Fusion of VE-cadherin with α-catenin decreases detergent extractability and membrane mobility. (A) Embryonic endothelioma cell lines established from mutant VEC–WT and VEC–α-C embryos were extracted with 1% NP-40 followed by immunoblot analysis of soluble (sol) and insoluble (is) fractions as described in Materials and methods.

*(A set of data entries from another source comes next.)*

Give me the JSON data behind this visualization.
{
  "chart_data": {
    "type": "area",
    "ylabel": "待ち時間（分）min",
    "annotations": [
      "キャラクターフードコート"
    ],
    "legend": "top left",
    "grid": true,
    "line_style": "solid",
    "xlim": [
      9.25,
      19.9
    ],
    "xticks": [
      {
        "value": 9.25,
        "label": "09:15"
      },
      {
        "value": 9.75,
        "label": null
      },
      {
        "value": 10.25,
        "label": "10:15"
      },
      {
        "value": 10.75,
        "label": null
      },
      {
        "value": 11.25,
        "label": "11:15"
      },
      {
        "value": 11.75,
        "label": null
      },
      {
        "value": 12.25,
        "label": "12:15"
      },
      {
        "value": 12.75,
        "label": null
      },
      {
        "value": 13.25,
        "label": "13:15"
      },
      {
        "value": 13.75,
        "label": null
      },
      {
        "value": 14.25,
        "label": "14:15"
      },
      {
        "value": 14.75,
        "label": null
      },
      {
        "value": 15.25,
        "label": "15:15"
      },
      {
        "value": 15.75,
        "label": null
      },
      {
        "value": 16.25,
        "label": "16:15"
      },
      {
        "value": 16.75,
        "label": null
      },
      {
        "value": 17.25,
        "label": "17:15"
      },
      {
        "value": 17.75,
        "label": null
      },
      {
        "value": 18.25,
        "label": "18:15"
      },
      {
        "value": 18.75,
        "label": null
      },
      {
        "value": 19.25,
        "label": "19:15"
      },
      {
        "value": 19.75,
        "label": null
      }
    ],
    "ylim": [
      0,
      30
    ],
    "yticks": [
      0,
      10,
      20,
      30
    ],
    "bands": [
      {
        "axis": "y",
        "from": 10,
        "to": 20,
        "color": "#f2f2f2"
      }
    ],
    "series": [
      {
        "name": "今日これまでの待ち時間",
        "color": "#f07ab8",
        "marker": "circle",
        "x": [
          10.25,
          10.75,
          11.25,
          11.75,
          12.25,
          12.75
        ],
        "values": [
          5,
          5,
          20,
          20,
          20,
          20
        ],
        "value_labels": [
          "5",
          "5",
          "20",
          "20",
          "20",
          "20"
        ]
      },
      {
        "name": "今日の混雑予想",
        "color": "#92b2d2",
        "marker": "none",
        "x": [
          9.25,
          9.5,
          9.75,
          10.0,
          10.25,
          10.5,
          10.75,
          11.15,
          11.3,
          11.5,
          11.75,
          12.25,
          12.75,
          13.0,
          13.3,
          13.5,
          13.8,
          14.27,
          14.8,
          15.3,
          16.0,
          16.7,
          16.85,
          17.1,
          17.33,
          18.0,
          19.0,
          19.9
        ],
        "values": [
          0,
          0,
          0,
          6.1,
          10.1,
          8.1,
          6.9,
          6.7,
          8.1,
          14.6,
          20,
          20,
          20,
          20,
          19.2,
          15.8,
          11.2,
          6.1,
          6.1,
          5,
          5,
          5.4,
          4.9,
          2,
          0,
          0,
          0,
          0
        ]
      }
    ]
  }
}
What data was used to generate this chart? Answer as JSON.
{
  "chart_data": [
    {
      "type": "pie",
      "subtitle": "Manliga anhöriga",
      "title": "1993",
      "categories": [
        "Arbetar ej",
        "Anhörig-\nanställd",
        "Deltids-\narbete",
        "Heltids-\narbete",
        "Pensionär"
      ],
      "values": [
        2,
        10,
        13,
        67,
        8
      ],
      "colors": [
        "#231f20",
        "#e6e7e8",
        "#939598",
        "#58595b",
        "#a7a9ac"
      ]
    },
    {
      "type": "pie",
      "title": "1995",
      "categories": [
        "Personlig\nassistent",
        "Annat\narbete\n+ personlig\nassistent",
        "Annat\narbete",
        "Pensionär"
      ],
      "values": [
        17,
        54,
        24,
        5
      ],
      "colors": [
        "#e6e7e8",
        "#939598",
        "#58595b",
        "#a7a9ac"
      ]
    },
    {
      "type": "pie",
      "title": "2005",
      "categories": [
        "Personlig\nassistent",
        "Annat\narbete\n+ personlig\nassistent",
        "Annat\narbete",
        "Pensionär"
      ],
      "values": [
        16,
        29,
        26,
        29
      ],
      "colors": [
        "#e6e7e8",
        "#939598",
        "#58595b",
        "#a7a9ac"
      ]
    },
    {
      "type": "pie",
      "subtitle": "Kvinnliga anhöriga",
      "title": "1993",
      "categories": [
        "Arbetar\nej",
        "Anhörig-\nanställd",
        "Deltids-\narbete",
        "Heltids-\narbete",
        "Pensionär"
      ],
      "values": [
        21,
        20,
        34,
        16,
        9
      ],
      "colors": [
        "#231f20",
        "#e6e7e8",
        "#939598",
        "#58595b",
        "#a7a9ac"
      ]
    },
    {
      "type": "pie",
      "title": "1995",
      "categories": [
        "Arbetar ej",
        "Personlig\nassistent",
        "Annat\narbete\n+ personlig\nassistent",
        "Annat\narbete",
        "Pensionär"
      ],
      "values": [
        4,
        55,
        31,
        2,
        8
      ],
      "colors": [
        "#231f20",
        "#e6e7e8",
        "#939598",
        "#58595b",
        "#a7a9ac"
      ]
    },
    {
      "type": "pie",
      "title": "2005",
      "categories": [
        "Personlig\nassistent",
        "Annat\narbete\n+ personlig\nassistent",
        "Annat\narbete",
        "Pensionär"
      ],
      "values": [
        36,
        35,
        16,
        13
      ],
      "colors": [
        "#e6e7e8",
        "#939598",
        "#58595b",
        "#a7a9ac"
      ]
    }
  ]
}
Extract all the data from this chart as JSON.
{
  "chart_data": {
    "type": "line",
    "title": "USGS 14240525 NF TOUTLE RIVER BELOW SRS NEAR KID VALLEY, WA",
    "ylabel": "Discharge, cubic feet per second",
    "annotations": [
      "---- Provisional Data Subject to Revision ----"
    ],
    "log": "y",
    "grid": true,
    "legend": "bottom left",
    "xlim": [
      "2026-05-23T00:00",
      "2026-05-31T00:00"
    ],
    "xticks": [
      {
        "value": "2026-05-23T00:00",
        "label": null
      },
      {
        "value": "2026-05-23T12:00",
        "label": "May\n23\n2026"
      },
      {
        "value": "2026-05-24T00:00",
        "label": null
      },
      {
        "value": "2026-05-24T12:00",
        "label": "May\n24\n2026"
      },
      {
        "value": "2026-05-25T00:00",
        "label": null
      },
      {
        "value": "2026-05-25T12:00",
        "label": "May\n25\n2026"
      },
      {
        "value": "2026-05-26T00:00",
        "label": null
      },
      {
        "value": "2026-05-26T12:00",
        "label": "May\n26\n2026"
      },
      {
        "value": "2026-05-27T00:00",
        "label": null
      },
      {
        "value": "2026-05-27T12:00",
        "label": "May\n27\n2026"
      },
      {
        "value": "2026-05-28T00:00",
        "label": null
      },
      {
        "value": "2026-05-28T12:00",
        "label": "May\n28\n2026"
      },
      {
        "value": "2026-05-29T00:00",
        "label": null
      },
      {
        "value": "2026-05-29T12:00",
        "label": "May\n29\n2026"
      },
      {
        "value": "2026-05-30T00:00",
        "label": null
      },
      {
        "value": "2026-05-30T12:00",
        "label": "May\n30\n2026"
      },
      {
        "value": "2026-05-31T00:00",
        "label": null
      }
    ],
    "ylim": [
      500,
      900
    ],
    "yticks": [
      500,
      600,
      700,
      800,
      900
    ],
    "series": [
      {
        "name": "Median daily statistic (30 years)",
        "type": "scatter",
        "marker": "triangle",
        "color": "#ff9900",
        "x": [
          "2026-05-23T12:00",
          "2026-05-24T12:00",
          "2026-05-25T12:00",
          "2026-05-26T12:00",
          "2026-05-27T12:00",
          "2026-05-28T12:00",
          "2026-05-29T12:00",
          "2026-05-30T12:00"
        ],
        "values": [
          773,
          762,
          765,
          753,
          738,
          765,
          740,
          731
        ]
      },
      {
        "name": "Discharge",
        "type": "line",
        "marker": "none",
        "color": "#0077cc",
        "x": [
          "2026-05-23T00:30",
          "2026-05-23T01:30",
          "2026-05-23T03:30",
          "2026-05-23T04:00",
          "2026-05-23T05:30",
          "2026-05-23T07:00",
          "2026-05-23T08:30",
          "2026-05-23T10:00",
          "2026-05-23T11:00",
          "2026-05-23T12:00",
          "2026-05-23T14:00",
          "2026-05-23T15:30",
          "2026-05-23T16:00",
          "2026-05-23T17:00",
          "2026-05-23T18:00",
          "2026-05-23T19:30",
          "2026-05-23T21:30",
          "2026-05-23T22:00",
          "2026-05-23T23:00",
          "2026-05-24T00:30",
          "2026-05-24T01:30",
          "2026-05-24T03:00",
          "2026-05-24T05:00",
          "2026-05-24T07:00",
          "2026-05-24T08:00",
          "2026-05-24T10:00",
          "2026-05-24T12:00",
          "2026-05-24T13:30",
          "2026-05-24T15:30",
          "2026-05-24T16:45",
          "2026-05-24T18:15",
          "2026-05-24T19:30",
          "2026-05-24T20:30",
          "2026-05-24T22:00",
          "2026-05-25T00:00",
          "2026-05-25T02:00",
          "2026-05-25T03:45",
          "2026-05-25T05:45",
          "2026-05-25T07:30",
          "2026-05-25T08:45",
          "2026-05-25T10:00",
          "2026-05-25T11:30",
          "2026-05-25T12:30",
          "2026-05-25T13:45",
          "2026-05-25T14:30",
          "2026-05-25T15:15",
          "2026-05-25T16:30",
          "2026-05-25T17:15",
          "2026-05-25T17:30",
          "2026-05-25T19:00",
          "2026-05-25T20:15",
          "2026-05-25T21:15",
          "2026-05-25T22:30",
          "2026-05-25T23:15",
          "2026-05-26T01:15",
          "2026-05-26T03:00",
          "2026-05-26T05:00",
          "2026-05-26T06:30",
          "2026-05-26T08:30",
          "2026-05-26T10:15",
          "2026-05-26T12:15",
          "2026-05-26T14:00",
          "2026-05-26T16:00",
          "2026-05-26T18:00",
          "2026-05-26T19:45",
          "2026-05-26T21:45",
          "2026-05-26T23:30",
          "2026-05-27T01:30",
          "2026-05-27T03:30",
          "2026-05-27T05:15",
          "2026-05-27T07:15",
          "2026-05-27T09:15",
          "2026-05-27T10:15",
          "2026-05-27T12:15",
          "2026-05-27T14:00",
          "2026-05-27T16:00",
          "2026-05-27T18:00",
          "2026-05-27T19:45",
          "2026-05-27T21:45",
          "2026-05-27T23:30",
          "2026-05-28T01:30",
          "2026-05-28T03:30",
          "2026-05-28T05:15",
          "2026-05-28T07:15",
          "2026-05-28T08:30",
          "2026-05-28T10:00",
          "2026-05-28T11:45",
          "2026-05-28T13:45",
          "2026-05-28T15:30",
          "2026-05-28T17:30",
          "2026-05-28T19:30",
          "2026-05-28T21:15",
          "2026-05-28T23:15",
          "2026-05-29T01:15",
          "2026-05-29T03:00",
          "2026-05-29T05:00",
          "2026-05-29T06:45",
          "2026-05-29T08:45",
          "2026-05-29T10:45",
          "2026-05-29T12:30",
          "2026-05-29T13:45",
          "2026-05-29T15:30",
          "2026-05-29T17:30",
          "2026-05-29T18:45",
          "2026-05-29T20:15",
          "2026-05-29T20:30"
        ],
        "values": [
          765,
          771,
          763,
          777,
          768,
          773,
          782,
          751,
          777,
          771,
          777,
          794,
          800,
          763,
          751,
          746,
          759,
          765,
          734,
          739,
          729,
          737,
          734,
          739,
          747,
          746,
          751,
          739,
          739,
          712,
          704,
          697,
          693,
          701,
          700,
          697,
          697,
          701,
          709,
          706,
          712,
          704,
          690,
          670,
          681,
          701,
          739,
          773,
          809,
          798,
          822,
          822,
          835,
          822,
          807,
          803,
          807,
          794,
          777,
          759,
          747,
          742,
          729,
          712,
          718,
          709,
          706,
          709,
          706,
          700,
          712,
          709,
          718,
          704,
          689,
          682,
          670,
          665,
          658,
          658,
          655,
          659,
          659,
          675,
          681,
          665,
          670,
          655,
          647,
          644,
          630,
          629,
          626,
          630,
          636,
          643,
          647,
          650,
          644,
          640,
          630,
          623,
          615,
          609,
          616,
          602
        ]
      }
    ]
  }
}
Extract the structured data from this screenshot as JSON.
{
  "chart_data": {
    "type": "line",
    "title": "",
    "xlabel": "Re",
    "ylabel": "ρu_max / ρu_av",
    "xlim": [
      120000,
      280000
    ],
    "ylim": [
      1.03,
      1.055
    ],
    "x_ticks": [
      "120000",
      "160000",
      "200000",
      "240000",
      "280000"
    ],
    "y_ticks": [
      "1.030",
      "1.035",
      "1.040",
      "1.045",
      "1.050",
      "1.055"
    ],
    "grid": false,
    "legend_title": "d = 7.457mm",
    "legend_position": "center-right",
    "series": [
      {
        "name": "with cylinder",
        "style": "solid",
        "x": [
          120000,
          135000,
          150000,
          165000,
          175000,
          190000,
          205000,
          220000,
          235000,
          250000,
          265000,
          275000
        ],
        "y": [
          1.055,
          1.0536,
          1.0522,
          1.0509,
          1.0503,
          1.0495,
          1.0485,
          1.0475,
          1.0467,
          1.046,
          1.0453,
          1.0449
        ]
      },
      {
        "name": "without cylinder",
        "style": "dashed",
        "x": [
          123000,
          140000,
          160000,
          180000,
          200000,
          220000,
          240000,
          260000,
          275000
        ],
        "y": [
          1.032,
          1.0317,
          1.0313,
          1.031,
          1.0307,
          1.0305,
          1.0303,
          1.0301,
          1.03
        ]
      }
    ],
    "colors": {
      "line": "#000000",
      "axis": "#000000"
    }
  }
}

Molecular weight markers are indicated on the right. (B) Representative images of HUVEC expressing VEC–GFP or VEC–α-C–GFP used for FRAP analysis. Note the straightened cell contacts in cells expressing VEC–α-C–GFP compared with VEC–GFP. Bars=10 μm. (C) Representative images of cell contact areas of HUVEC expressing VEC–GFP or VEC–α-C–GFP at indicated time points prior and post photobleaching. Bars=5 μm. (D) Time course of fluorescence recovery at bleached areas of cell contacts of vehicle-treated HUVEC expressing VEC–GFP (black triangles, 24 areas analysed) or VEC–α-C–GFP (black boxes, 32 areas analysed) and the respective latrunculin A treated, transduced HUVEC (+LatA, open triangles or boxes, 19 and 14 areas analysed). (E, F) Mobile (white) and immobile (black) fraction (E) and recovery halftime of VEC–GFP or VEC–α-C–GFP (F) in transduced HUVEC treated with vehicle or latrunculin A (as indicated) calculated from the curves shown in (D). ^*P⩽0.05; ^**P⩽0.01; ^***P⩽0.001, t-test. Figure source data can be found with the Supplementary Information.